Oh, I know. Believe me, I know.
The 9th Circus is the most liberal in the land. Hopefully the Supreme Court takes this case soon.
The idea behind Wickard is so fundamentally at odds with the concept of a limited federal government that I simply cannot understand why it hasn’t already been overturned. The case stood for the proposition that a farmer cannot even grow food for his own family on his own farm, because of the fact that by doing so he will reduce demand for the food produced by other farmers (including some across state lines), thereby upsetting some 5-year master plan dictated by the Politburo errrr, Department of Agriculture. Utterly outrageous - what’s next, federal employees giving you the choice between going through a scanner that reveals every detail of your body vs. getting felt-up if you refuse the scan?
Oh.
Wait.
Nevermind.
Seriously, Wickard must be tossed out. It destroys the concept of federalism, the concept that we should be governed by those closest to us - physically and electorally. The way things are now, people 1,000 or more miles from most people pass laws in the dark of night without even knowing what’s in them, and then delegate the power to interpret those laws to a bunch of unelected, unaccountable bureaucrats. If the Founders could be somehow resurrected, I know for a fact that they’d begin fomenting a revolution as soon as they found out what was going on.
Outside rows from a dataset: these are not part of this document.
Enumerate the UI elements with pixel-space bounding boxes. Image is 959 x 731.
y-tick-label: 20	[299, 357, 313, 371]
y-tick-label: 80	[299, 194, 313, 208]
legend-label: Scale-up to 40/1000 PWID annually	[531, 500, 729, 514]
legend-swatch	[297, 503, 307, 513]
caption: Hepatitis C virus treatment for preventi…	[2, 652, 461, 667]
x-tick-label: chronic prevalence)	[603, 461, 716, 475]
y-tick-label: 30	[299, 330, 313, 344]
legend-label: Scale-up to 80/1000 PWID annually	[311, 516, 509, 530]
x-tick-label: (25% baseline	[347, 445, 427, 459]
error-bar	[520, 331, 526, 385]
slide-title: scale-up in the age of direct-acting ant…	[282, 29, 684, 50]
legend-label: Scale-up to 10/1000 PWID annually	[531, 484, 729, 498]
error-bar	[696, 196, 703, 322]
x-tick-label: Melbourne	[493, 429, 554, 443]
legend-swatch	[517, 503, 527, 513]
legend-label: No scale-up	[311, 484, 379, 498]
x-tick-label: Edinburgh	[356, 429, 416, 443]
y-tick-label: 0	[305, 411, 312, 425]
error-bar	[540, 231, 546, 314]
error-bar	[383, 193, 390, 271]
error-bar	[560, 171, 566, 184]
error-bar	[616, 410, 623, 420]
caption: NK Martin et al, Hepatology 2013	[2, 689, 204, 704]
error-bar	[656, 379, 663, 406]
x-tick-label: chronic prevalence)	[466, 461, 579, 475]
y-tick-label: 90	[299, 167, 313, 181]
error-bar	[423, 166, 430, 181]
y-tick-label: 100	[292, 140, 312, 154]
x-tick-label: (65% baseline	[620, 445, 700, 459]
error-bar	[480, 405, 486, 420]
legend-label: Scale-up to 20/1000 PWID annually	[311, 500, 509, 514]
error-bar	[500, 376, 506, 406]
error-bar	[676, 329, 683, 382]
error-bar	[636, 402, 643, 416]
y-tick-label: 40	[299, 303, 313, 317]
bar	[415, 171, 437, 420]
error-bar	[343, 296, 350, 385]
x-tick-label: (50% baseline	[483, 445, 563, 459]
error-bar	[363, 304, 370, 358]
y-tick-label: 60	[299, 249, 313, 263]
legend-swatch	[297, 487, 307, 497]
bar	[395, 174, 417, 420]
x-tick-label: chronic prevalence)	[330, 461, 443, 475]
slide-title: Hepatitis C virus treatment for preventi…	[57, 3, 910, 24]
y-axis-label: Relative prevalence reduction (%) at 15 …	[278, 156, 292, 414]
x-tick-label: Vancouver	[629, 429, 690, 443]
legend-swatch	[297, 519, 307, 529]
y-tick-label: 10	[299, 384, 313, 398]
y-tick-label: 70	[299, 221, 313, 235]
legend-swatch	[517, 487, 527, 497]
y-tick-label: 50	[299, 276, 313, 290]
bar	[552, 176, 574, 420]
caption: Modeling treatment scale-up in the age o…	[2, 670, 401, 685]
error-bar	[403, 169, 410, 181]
I hope they do this with tobacco.
And yet GWB, who professed to want "original intent" SC justices sent his Justice Department lawyers before the Supreme Court to argue to uphold it in the Raisch case.....
Pull the trigger, let the feathers fly as they will!
It's not the Wickard case that's the problem. It's the way the Wickard case has been construed by subsequent courts, ignoring the law and facts of Wickard, and taking a pro-fed-power remark as having unlimited application.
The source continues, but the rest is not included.